JW       Yes, but look.   If you’re lucky enough to be able to write down what’s really in your head–not what you think should be there, but what’s actually there, the essence of your own experience, and if you actually get it published, so that someone, somewhere, at some time can read you, you’re very, very lucky.   It would be nice to be able support yourself that way, but it’s not necessary.

TD       Have you ever considered motivational speaking?

JW       I could hire myself out as a professional counterexample.

TD       And if your husband hadn’t died, and if you had not buried yourself in a San Diego suburb for thirty years, and if you did not refuse to fly and therefore promote your books…and if you were not so glacially slow a writer, you would be recognized by even the pettifogging blowhards in the Academy as a national treasure. Maybe someday that will still come to pass.  I sure hope so.

JW       I’m not exactly the Zeitgeist Queen.   We’re not talking about publishing any more, are we?

TD       Let’s end with Amy.   We are trying to, you should excuse the expression, sell it.   One memorable line–out of many–is where she says “Feelings are not news, but they are the rightful province of art…   Fiction, when it’s done right, does in the daylight what dreams do at night: we leave the confines of our own experiences and go to common ground, where for a time we are not alone.   Where we don’t have to ask how it feels, because we feel it for ourselves.”   Is this what you mean by “writing what’s really in your head”? And do you think you’ve done that in Amy Falls Down?
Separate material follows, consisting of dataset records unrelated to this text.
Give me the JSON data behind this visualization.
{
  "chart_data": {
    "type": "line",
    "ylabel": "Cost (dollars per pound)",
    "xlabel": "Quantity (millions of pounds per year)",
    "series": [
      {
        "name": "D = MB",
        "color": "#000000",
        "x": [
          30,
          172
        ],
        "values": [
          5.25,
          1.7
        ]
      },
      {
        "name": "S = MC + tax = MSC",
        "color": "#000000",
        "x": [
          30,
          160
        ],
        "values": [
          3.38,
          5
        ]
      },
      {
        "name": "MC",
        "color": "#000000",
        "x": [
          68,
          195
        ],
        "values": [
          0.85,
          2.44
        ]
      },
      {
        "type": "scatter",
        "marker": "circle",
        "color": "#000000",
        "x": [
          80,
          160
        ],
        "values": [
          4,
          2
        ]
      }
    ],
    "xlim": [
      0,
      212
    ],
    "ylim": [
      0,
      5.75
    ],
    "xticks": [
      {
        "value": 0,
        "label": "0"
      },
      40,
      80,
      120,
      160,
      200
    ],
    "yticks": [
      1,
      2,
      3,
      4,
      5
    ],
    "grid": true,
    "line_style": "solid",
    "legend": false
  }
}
JW       Yes, it means sifting through all the chatter and the rubble, seeing past the beckoning, seductive clichés, grasping the slippery truth, probably only for a moment, but for that moment, you’ve got it, and you can get it down.   With this book I hope what I always hope–that readers will nod their heads (not constantly, you know, but at the odd juncture) and think, “Yes, that’s exactly right.”   This is why we write and this is why we read.   It’s an act of communication, and if what you’re communicating is true–if you haven’t screwed it up (and there are so many ways to do that)–the response of your ideal reader isn’t “Wow! What a fabulous sentence!” or “Wow! I did not know that!”   It’s “Yes.   Exactly.   I felt that too once, and I forgot it until now, and I thought I was the only one.”